Ah, Lawson had forgotten to factor in Garrett’s mom, Belle, in this particular equation. Vita held the record for being the town’s craziest resident, but Belle could often give the woman a run for her money.
Even though Belle no longer lived at the ranch, she seemed to like creating uncomfortable living arrangements. Two years ago, she had invited a group of widows to live in one of the houses on the grounds, and some of them were still there. Now she was rubbing salt in Lawson’s old wound by putting Eve right underneath his nose.

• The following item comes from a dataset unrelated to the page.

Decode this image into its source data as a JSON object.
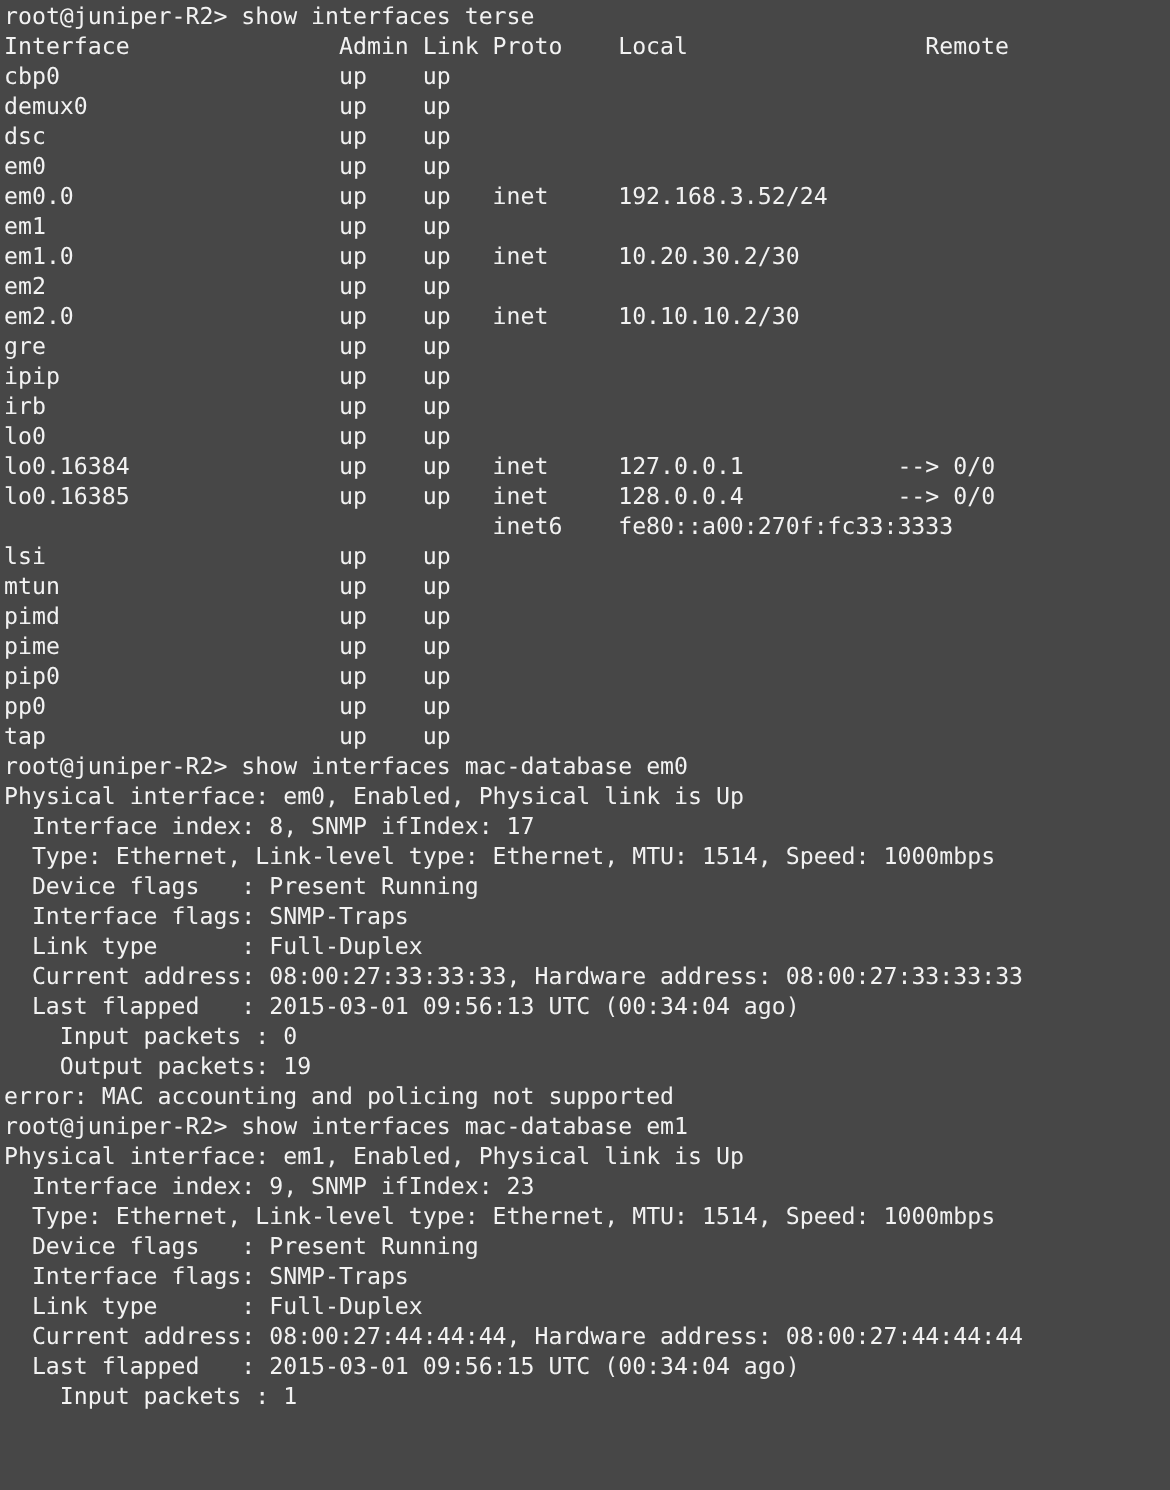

“The person who left that horn trespassed because of Eve,” Lawson commented. Not really a question, but Garrett answered it anyway.
“Yes. If you see him around, put the fear of God in him.”
Lawson would kick his ass. That should do it. He’d found that worked better than divine fear on some people.
“Anyway, I thought you’d want to give Eve a wide berth,” Garrett added. “According to my mom, Eve’s, uh, going through a tough time right now, and she came back for some peace and quiet.”
Lawson mumbled a “Yeah right.”
He didn’t want to speculate what would be a tough time for a rich celebrity who still had hordes of fans. Just the other day he’d seen a tabloid cover at the gas station with a headline about her on-again, off-again romance with her former costar, the turd-wearing Stavros.
“If she wants a wide berth, she’s got it,” Lawson assured his cousin. He tipped his head to the main house. “Want to get started on the schedule?”
“Sure.” But the moment Garrett said that, his phone rang, and he glanced at the screen. “It’s the seller for those new cutting horses. I need to get the file so I can go over the numbers with him.” He headed to the house while he took the call.
Lawson was about to follow him when he heard a strange sound. A moan, as if someone was in pain, and it was coming from inside the guesthouse.
“Eve?” he said, tapping on the door.